Hamas and Islamic Jihad – by far the most prolific suicide bombers – are usually quick to claim a so-called "martyr". They often issue video-cassettes to the media in the aftermath of attacks in which the bomber, surrounded by weapons and nationalist flags, makes a farewell speech. The killer's family formally celebrate his death, handing out sweets and sugared coffee; the walls and buildings of his home town are decorated with his portrait and triumphalist anti-Israeli graffiti. But yesterday, there was a mysterious silence across the occupied territories. By evening, no Palestinian armed group had claimed responsibility. Sunday's TV reports saying the woman was a student in her early twenties from Al Najah University in Nablus were greeted with puzzlement in the West Bank.

Gil Kleiman, a spokesman for the Israeli police, described her only as a "possible Palestinian woman" who "triggered the bomb, either accidentally or purposely". He said the severe blast damage to her body indicated she was either wearing or carrying the explosives. But he could not confirm if she was a suicide bomber, or was planting the explosives.

The case attracted deep interest in Israel, not least because none of the more than 30 Palestinian suicide bombers who have struck against Israel since the start of this intifada has so far been female.

The military wing of the highly conservative Islamic-nationalist Hamas movement, which is responsible for dispatching the majority of them, opposes the use of women as kamikaze bombers, preferring devout single men between the ages of 18 and 35. Yesterday, speculation was directed at Islamic Jihad, which has dispatched a female suicide bomber once before, although she was caught before detonating herself. It has ties to Hizbollah, in south Lebanon, which has used women on suicide missions.

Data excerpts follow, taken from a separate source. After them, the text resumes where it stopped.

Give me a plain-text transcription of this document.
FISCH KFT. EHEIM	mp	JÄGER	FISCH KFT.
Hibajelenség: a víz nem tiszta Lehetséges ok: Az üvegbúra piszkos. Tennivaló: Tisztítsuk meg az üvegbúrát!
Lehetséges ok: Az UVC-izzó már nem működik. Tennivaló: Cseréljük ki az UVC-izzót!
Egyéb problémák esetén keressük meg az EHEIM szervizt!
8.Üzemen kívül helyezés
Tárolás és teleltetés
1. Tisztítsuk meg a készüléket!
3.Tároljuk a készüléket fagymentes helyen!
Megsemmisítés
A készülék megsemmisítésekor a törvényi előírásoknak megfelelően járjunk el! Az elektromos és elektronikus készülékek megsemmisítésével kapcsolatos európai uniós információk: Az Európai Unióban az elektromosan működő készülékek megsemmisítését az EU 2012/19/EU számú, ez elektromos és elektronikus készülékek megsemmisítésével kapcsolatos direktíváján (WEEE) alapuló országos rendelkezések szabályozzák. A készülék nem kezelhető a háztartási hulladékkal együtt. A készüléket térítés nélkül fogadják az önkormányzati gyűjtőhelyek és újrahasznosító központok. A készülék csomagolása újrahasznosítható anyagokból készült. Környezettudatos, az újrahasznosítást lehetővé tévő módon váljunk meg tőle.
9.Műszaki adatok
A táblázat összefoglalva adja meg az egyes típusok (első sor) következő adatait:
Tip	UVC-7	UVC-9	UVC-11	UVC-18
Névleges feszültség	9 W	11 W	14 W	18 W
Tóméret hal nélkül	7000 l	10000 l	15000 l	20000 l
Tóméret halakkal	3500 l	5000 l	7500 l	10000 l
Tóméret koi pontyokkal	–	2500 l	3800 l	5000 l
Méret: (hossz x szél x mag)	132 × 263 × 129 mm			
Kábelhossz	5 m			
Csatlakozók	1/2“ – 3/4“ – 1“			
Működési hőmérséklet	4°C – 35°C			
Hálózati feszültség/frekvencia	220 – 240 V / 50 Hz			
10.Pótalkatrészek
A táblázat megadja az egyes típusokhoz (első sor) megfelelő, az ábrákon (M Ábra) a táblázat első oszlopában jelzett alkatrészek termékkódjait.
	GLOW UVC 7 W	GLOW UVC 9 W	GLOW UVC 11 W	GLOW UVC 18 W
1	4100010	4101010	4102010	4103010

Palestinian women have, however, played a central part during the 16-month intifada. And there are signs that they have been radicalised by Israel's military tactics, including a blockade, assassinations, house demolitions, and aerial bombings.

The Hamas suicide bomber, who massacred 15 Israelis in the Jerusalem pizzeria bombing in August, only a few yards from Sunday's bombing, was allegedly escorted there by a woman. A Palestinian woman was accused last year of luring an Israeli teenage boy into the West Bank, where he was murdered, after striking up a relationship with him on the internet. And an Arab woman tried to carry a bomb into the central bus station in Tel Aviv six months ago, but was caught by police.

The possibility that Arab women may be taking part in attacks has done nothing to ease the anxiety over security that grips Israelis. This increased yesterday when police shot dead a Palestinian man in a car on the outskirts of Tel Aviv after he had run into and hurt a soldier and a policeman.

Yesterday one of Mr Sharon's senior Likud ministers, Uzi Landau, was advancing another solution – physical separation from the Palestinians by fences.